Early experiments aside, most of Will St Leger’s work has been rooted in political activism. A long-time volunteer with environmental groups in Ireland, it was his involvement with Greenpeace that led to his street art and guerilla-style campaigns that made his name in the art world.

“Around 2000 I started getting into street art. I did a lot of direct actions with Greenpeace and then got involved with campaigns, designing campaign logos and stuff like that.

"After a while they said we’re going to do an action with this building, and we thought it’d be good if we came up with these stencils and stencil our campaign message onto it like ‘Ancient Forest - Crime Scene’ and things like that.

“It was never really subversive or satirical to start with, it was direct. The satire only came later when I was adding my own voice to things.”

Leaving Ireland for ten years, it was the shock of seeing what had happened his home city during Celtic Tiger Ireland that drove St Leger on.

“I came back to Ireland in 2005 and saw a huge, huge chance in Irish society. People would still talk to you, still have the craic, which you couldn’t in London. I liked that but I saw the scrabbling to get on the property ladder that everyone was talking about.

“I felt a little disappointed that people were fetishising luxury goods and talking about shares and property all the time and that’s when the Collins thing came along.

“My artist statement about the Collins piece was about what he would do if he had a day off but because I brought it out at that time everybody read into it ‘Oh it’s a Celtic Tiger thing’. It was actually more about what he would do if he was alive in Ireland today.”

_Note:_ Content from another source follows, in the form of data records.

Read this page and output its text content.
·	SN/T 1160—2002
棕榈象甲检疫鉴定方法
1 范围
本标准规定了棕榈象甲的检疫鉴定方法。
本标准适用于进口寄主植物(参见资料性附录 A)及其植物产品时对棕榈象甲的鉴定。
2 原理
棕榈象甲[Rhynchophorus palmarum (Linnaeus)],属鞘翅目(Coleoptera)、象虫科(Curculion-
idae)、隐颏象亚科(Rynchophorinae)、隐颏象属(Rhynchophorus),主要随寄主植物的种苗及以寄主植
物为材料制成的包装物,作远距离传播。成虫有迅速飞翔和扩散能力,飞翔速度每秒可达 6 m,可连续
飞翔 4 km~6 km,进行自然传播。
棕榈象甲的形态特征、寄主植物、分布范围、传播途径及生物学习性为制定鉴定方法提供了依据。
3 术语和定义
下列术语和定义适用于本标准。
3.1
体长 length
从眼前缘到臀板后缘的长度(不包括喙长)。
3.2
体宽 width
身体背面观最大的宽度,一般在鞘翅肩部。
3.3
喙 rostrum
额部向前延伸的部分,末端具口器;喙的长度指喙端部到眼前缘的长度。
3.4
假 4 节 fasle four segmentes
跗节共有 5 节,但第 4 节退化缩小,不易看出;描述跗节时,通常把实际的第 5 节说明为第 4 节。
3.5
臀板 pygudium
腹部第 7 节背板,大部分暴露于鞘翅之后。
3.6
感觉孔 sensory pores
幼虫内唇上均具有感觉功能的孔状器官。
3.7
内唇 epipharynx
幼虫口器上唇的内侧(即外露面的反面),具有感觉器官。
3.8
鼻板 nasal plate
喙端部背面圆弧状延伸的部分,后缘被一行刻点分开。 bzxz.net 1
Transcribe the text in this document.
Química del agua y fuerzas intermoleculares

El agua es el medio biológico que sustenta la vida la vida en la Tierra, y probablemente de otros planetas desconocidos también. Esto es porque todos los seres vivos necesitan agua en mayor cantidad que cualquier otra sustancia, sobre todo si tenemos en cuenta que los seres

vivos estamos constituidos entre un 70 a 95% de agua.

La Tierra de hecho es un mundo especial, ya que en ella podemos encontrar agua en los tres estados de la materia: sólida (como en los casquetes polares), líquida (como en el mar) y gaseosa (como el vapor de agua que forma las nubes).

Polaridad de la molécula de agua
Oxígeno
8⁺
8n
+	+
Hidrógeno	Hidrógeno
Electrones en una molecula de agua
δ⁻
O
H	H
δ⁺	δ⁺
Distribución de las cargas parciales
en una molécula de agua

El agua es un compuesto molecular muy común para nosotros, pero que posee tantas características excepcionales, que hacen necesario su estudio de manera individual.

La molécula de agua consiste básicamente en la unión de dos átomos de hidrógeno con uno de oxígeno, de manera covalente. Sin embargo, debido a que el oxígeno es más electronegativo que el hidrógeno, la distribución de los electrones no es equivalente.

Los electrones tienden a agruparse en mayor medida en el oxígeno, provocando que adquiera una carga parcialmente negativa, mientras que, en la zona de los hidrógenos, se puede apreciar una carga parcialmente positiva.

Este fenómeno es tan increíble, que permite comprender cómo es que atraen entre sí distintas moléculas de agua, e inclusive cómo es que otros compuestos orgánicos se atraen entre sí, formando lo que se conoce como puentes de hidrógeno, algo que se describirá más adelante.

Work in progress at Damn Fine Print...

“Until 2006 or 2007 most of the shows I did were in static gallery spaces and when it came to 2008 I said I never want to do an exhibition again where I just put my work on a wall and people come along to look at it.”


“I wanted to do a show where everyone just steals the work on the wall.

"So I went to the Fringe and said, I want to do a show called Art Raid where people come to a gallery and it’s a very fancy space and there’s drinks and an invigilator and security and all that but everybody knows that if the fire alarm goes off then anyone can take any piece of work off the wall.

"It was an experiment in human behaviour and you could write a thesis in it, it was so crazy.”

“After Art Raid I decided, this is what I want to do now. I want to interfere with people’s everyday lives so we then came up with Antics Rogue Show where a team of people picked up shit art and paintings and we pimped them.”


In recent years, St Leger has moved away from paint and stencil work as his main tools.

Activism and mischief-making remain core themes but his works are growing, big physical structures made with power tools and grinders, sculptures that and installations that  challenge viewers on the street and raise subjects that they may not be entirely comfortable with.

Pic courtesy of Niall Carson

Pic courtesy of Niall Carson

“The Goal project happened because they had seen a piece I did in 2007 where I put 100 fake landmines around Dublin for international landmine awareness day. It was art but also interventionist as well.

“Goal rang me up and it took me literally an hour to think about it. I called them back and said if I’m going to do something, I want it to be this:

"I’m going to plant an unexploded missile in the street in Dublin.

"I had two weeks to do it. It was quite political but it wasn’t directed at any particular country, it was trying to highlight a plight.”

And what's next for the for the talented designer, campaigner, music lover and joker?

He's still keen to stay in the public eye, his interaction with the city around us has become a source of great joy and inspiration for others over the years, paving the way for artists after him and changing public perceptions of how and why we interact with art in whatever form it's presented. 


Between scheming and plotting new projects, he tell us he's experimenting with an invisible ink that only appears as pollution levels increase. He's also looking to get involved in the Dublin Canvas project and, with a laugh, a couple of other projects that might take a big longer to come together.

He says with a smile: "I’ve moved into physical work but the most important thing is realism, it has to look really fucking real to me. I have to be fooled by it, I have to be utterly, utterly convinced that this is real."